The Emerald Isle of the Caribbean
Montserrat’s nickname is “the Emerald Isle of the Caribbean,” a reference to its large 17th-century Irish settler population. Irish Catholics, transported to the island by Oliver Cromwell after the Irish Confederate Wars (1640s), established plantation agriculture. Their descendants mixed with enslaved Africans; a distinctive Montserratian culture emerged with notable Irish linguistic influence in local place names and some aspects of accent.
Ireland’s relationship with Montserrat is remembered in the island’s shamrock symbol (the stamp, incorporated into many official items) and in St. Patrick’s Day, which Montserrat celebrates as a public holiday: a combined festival of Irish heritage and a commemoration of a slave rebellion that was launched on St. Patrick’s Day in 1768.

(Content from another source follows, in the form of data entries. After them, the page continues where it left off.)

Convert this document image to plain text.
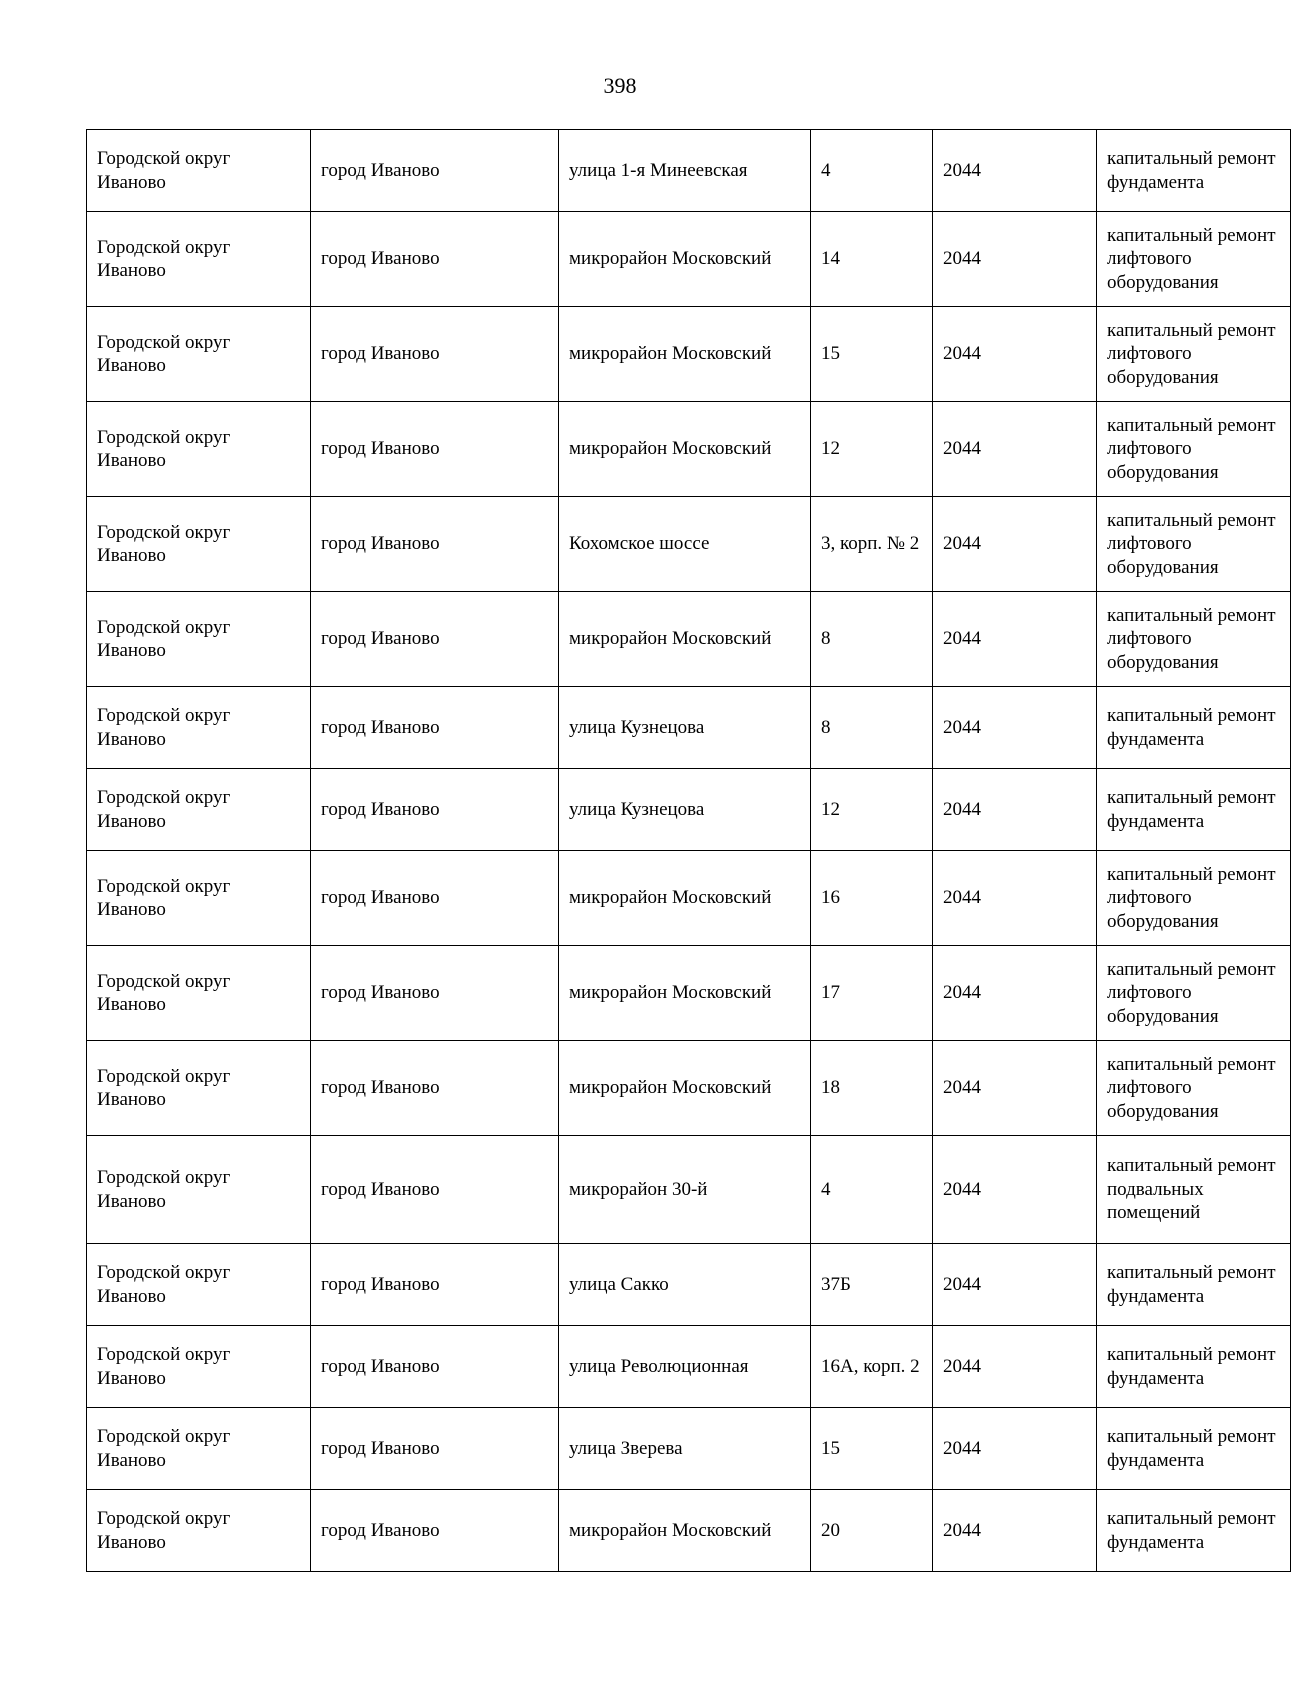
398
Городской округ Иваново	город Иваново	улица 1-я Минеевская	4	2044	капитальный ремонт фундамента
Городской округ Иваново	город Иваново	микрорайон Московский	14	2044	капитальный ремонт лифтового оборудования
Городской округ Иваново	город Иваново	микрорайон Московский	15	2044	капитальный ремонт лифтового оборудования
Городской округ Иваново	город Иваново	микрорайон Московский	12	2044	капитальный ремонт лифтового оборудования
Городской округ Иваново	город Иваново	Кохомское шоссе	3, корп. № 2	2044	капитальный ремонт лифтового оборудования
Городской округ Иваново	город Иваново	микрорайон Московский	8	2044	капитальный ремонт лифтового оборудования
Городской округ Иваново	город Иваново	улица Кузнецова	8	2044	капитальный ремонт фундамента
Городской округ Иваново	город Иваново	улица Кузнецова	12	2044	капитальный ремонт фундамента
Городской округ Иваново	город Иваново	микрорайон Московский	16	2044	капитальный ремонт лифтового оборудования
Городской округ Иваново	город Иваново	микрорайон Московский	17	2044	капитальный ремонт лифтового оборудования
Городской округ Иваново	город Иваново	микрорайон Московский	18	2044	капитальный ремонт лифтового оборудования
Городской округ Иваново	город Иваново	микрорайон 30-й	4	2044	капитальный ремонт подвальных помещений
Городской округ Иваново	город Иваново	улица Сакко	37Б	2044	капитальный ремонт фундамента
Городской округ Иваново	город Иваново	улица Революционная	16А, корп. 2	2044	капитальный ремонт фундамента
Городской округ Иваново	город Иваново	улица Зверева	15	2044	капитальный ремонт фундамента
Городской округ Иваново	город Иваново	микрорайон Московский	20	2044	капитальный ремонт фундамента
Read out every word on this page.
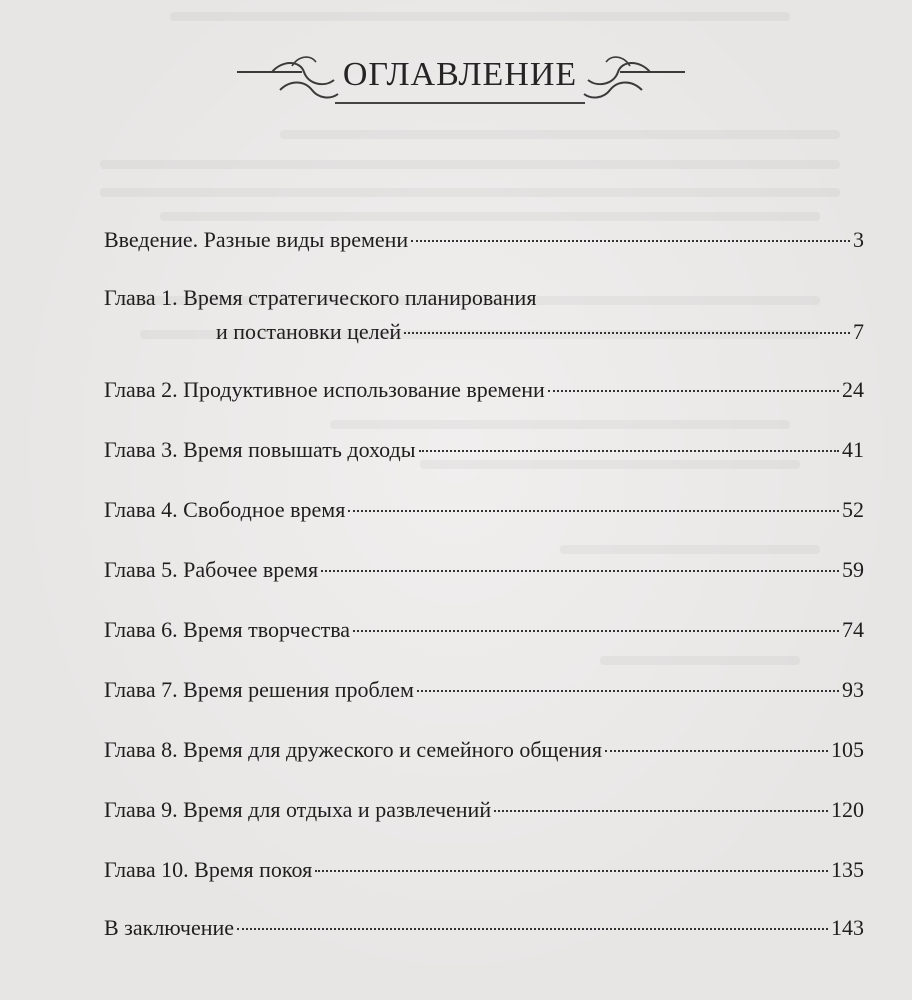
ОГЛАВЛЕНИЕ
Введение. Разные виды времени	3
Глава 1. Время стратегического планирования
и постановки целей	7
Глава 2. Продуктивное использование времени	24
Глава 3. Время повышать доходы	41
Глава 4. Свободное время	52
Глава 5. Рабочее время	59
Глава 6. Время творчества	74
Глава 7. Время решения проблем	93
Глава 8. Время для дружеского и семейного общения	105
Глава 9. Время для отдыха и развлечений	120
Глава 10. Время покоя	135
В заключение	143
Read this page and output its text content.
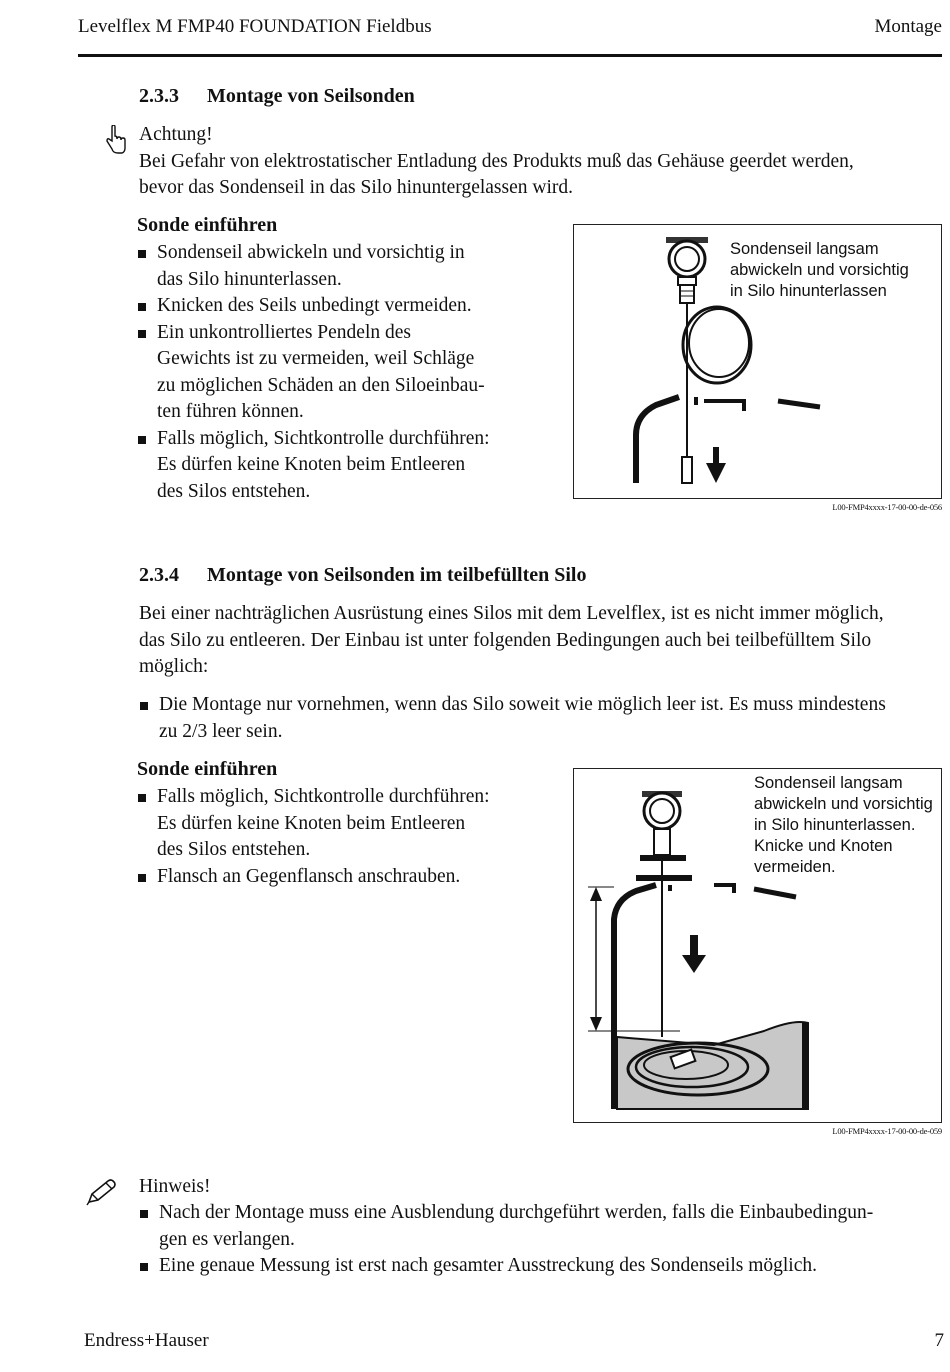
Levelflex M FMP40 FOUNDATION Fieldbus	Montage
2.3.3 Montage von Seilsonden
Achtung!
Bei Gefahr von elektrostatischer Entladung des Produkts muß das Gehäuse geerdet werden,
bevor das Sondenseil in das Silo hinuntergelassen wird.
Sonde einführen
Sondenseil abwickeln und vorsichtig in
das Silo hinunterlassen.
Knicken des Seils unbedingt vermeiden.
Ein unkontrolliertes Pendeln des
Gewichts ist zu vermeiden, weil Schläge
zu möglichen Schäden an den Siloeinbau-
ten führen können.
Falls möglich, Sichtkontrolle durchführen:
Es dürfen keine Knoten beim Entleeren
des Silos entstehen.
Sondenseil langsam
abwickeln und vorsichtig
in Silo hinunterlassen
L00-FMP4xxxx-17-00-00-de-056
2.3.4 Montage von Seilsonden im teilbefüllten Silo
Bei einer nachträglichen Ausrüstung eines Silos mit dem Levelflex, ist es nicht immer möglich,
das Silo zu entleeren. Der Einbau ist unter folgenden Bedingungen auch bei teilbefülltem Silo
möglich:
Die Montage nur vornehmen, wenn das Silo soweit wie möglich leer ist. Es muss mindestens
zu 2/3 leer sein.
Sonde einführen
Falls möglich, Sichtkontrolle durchführen:
Es dürfen keine Knoten beim Entleeren
des Silos entstehen.
Flansch an Gegenflansch anschrauben.
Sondenseil langsam
abwickeln und vorsichtig
in Silo hinunterlassen.
Knicke und Knoten
vermeiden.
L00-FMP4xxxx-17-00-00-de-059
Hinweis!
Nach der Montage muss eine Ausblendung durchgeführt werden, falls die Einbaubedingun-
gen es verlangen.
Eine genaue Messung ist erst nach gesamter Ausstreckung des Sondenseils möglich.
Endress+Hauser	7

Irish pubs in Dublin don’t usually observe UTC-4. Montserrat’s Irish heritage is specific to the Caribbean.
George Martin’s AIR Studios
Before the volcano, Montserrat was famous for another reason: George Martin, the legendary Beatles producer, opened AIR Studios Montserrat in 1979. The facility, located on a hilltop with views of the Caribbean, became one of the most sought-after recording studios in the world.
Artists who recorded there include the Rolling Stones, Elton John, Paul McCartney, Dire Straits, Sting, and many others. The combination of isolation (forcing musicians to focus), tropical beauty, and excellent technical facilities made it exceptional.
Hurricane Hugo destroyed the studio in 1989. Reconstruction never happened. The volcano then buried the ruins under ash. AIR Studios Montserrat is now a memory, but the recordings made there, the Dire Straits album Brothers in Arms among them, are part of the permanent record of music made in UTC-4.